An anthrax outbreak in Siberia last year killed thousands of reindeer and a couple people in a small village. The anthrax came from infected reindeer that were buried years prior in the permafrost. With the thawing of permafrost in Arctic regions, the reindeer resurfaced and infected the nearby village. This outbreak has raised concerns for people living near the mass graves of the victims of the Spanish flu buried in Alaska’s permafrost.

For villages living in close proximity to these mass graves, Reid says it is extremely unlikely that the virus would be infectious if the bodies were located and exhumed today.

But the viability, or the ability for a virus to cause a disease, is variable, says Reid.

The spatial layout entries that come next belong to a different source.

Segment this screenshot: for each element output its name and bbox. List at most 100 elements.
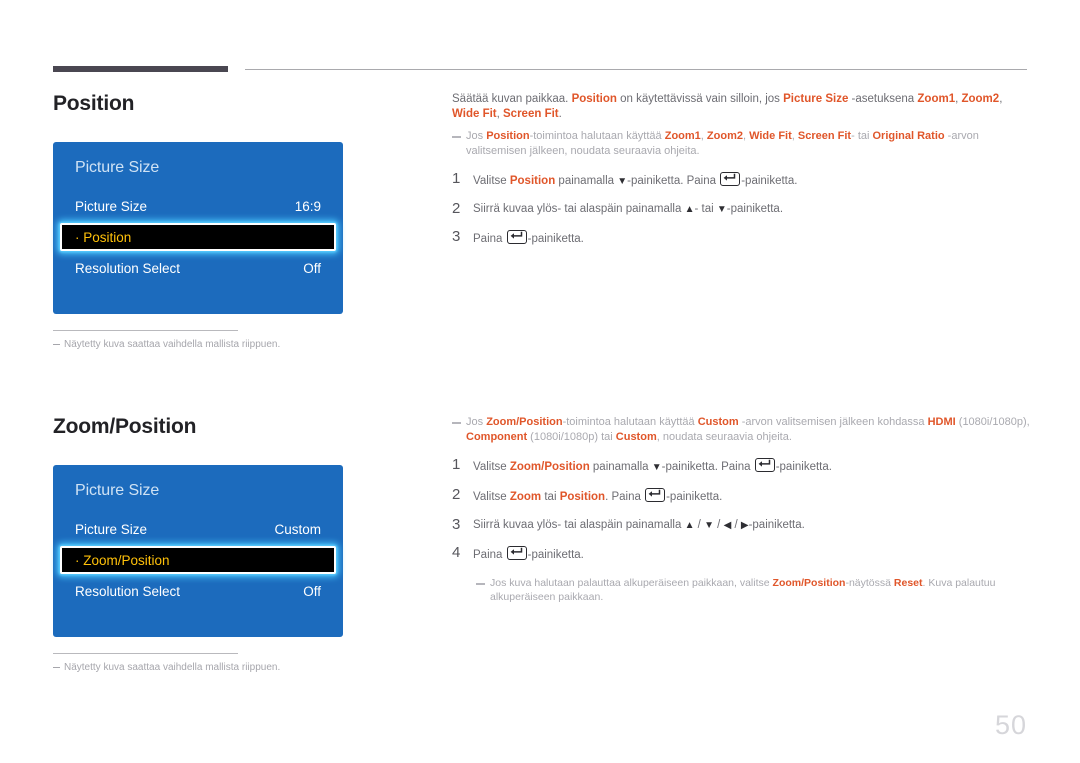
enter-key-icon [506, 546, 527, 560]
highlighted-term: Screen Fit [797, 130, 852, 142]
text-run: -asetuksena [848, 93, 918, 105]
direction-arrow-icon: ▲ [684, 204, 695, 215]
dim-text: -arvon valitsemisen jälkeen kohdassa [738, 416, 928, 428]
step-number: 1 [452, 456, 461, 473]
footnote-rule [53, 653, 238, 654]
text-run: Siirrä kuvaa ylös- tai alaspäin painamal… [473, 203, 685, 215]
direction-arrow-icon: ▼ [651, 462, 662, 473]
step-number: 3 [452, 516, 461, 533]
instruction-step: 1 Valitse Position painamalla ▼-painikett… [452, 171, 1030, 189]
header-thin-rule [245, 69, 1027, 70]
highlighted-term: Custom [615, 431, 657, 443]
step-number: 1 [452, 170, 461, 187]
highlighted-term: Zoom2 [961, 93, 1000, 105]
sub-note-dash-icon [476, 583, 485, 585]
highlighted-term: Zoom/Position [509, 461, 590, 473]
osd-menu-title: Picture Size [75, 482, 160, 499]
direction-arrow-icon: ▲ [684, 520, 695, 531]
text-run: -painiketta. [775, 461, 832, 473]
highlighted-term: Custom [697, 416, 739, 428]
instruction-step: 4 Paina -painiketta. [452, 545, 1030, 563]
note-dash-icon [452, 136, 461, 138]
footnote-text: Näytetty kuva saattaa vaihdella mallista… [53, 662, 353, 673]
instructions-column-zoom-position: Jos Zoom/Position-toimintoa halutaan käy… [452, 415, 1030, 604]
text-run: Valitse [473, 175, 510, 187]
dim-text: - tai [851, 130, 873, 142]
dim-text: Jos kuva halutaan palauttaa alkuperäisee… [490, 577, 773, 589]
highlighted-term: Wide Fit [749, 130, 792, 142]
direction-arrow-icon: ▼ [704, 520, 714, 531]
footnote-dash-icon [53, 343, 60, 345]
text-run: Valitse [473, 491, 510, 503]
text-run: -painiketta. [741, 175, 798, 187]
step-text: Valitse Position painamalla ▼-painiketta… [473, 171, 797, 189]
highlighted-term: Picture Size [783, 93, 849, 105]
step-text: Paina -painiketta. [473, 545, 584, 563]
osd-row-selected[interactable]: · Zoom/Position [60, 546, 336, 574]
highlighted-term: Position [571, 93, 617, 105]
highlighted-term: Position [509, 175, 556, 187]
note-paragraph: Jos Position-toimintoa halutaan käyttää … [452, 129, 1030, 159]
sub-note-text: Jos kuva halutaan palauttaa alkuperäisee… [490, 577, 996, 603]
highlighted-term: Component [466, 431, 528, 443]
highlighted-term: Original Ratio [872, 130, 945, 142]
highlighted-term: Zoom/Position [772, 577, 846, 589]
dim-text: Jos [466, 130, 487, 142]
osd-menu-picture-size[interactable]: Picture Size Picture Size 16:9 · Position R… [53, 142, 343, 314]
highlighted-term: Reset [893, 577, 923, 589]
osd-row[interactable]: Picture Size Custom [53, 514, 343, 544]
highlighted-term: Zoom2 [706, 130, 743, 142]
text-run: painamalla [589, 461, 652, 473]
text-run: Paina [473, 549, 506, 561]
footnote-text: Näytetty kuva saattaa vaihdella mallista… [53, 339, 353, 350]
osd-row-label: · Zoom/Position [75, 552, 170, 568]
text-run: . [558, 108, 562, 120]
direction-arrow-icon: ▼ [617, 176, 628, 187]
step-text: Paina -painiketta. [473, 229, 584, 247]
instruction-step: 2 Siirrä kuvaa ylös- tai alaspäin painama… [452, 201, 1030, 217]
instruction-step: 1 Valitse Zoom/Position painamalla ▼-pain… [452, 457, 1030, 475]
dim-text: Jos [466, 416, 487, 428]
note-paragraph: Jos Zoom/Position-toimintoa halutaan käy… [452, 415, 1030, 445]
osd-row-value: Custom [274, 521, 321, 537]
osd-menu-picture-size-custom[interactable]: Picture Size Picture Size Custom · Zoom/Po… [53, 465, 343, 637]
steps-list: 1 Valitse Zoom/Position painamalla ▼-pain… [452, 457, 1030, 563]
osd-row-label: · Position [75, 229, 132, 245]
osd-row-selected[interactable]: · Position [60, 223, 336, 251]
page-number: 50 [994, 710, 1027, 740]
osd-row-label: Resolution Select [75, 260, 181, 276]
steps-list: 1 Valitse Position painamalla ▼-painikett… [452, 171, 1030, 247]
text-run: -painiketta. [748, 519, 805, 531]
osd-row-label: Resolution Select [75, 583, 181, 599]
osd-row[interactable]: Resolution Select Off [53, 576, 343, 606]
enter-key-icon [645, 488, 666, 502]
page-title: Position [53, 92, 135, 115]
highlighted-term: Wide Fit [452, 108, 497, 120]
text-run: Siirrä kuvaa ylös- tai alaspäin painamal… [473, 519, 685, 531]
step-text: Siirrä kuvaa ylös- tai alaspäin painamal… [473, 517, 805, 533]
text-run: / [731, 519, 741, 531]
text-run: -painiketta. [726, 203, 784, 215]
osd-row-label: Picture Size [75, 521, 148, 537]
osd-menu-title: Picture Size [75, 159, 160, 176]
highlighted-term: Zoom1 [664, 130, 701, 142]
footnote-rule [53, 330, 238, 331]
step-number: 3 [452, 228, 461, 245]
osd-footnote: Näytetty kuva saattaa vaihdella mallista… [53, 330, 353, 350]
text-run: -painiketta. [527, 549, 584, 561]
highlighted-term: Zoom [509, 491, 542, 503]
text-run: -painiketta. Paina [661, 461, 754, 473]
instruction-step: 3 Siirrä kuvaa ylös- tai alaspäin painama… [452, 517, 1030, 533]
highlighted-term: Zoom1 [917, 93, 956, 105]
enter-key-icon [754, 458, 775, 472]
text-run: on käytettävissä vain silloin, jos [616, 93, 784, 105]
text-run: Säätää kuvan paikkaa. [452, 93, 572, 105]
step-number: 2 [452, 200, 461, 217]
footnote-dash-icon [53, 666, 60, 668]
note-text: Jos Position-toimintoa halutaan käyttää … [466, 130, 979, 157]
text-run: tai [541, 491, 560, 503]
osd-row-list: Picture Size 16:9 · Position Resolution Sel… [53, 191, 343, 283]
osd-row[interactable]: Resolution Select Off [53, 253, 343, 283]
footnote-label: Näytetty kuva saattaa vaihdella mallista… [64, 662, 281, 673]
osd-row[interactable]: Picture Size 16:9 [53, 191, 343, 221]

“Some viruses, like smallpox, are large, double-stranded DNA viruses that are relatively stable; that is, they can withstand freezing and thawing and retain their ability to infect cells. Exhuming smallpox victims from permafrost should, therefore, be done with extreme care, or just not done,” Reid said. “Other viruses, and influenza falls into this category, are fragile; influenza is a single-stranded RNA virus and cannot withstand freeze-thaw cycles, sunlight, high humidity etc. Its genetic material is easily damaged and broken into fragments that cannot be reproduced by the host cell.”

As for the outbreak in Siberia, anthrax is a bacterium that have spores that Reid says are extremely resilient.

“Disturbing the bodies of animals that died of [anthrax], or even the surrounding soil, can indeed lead to new infections,” Reid said.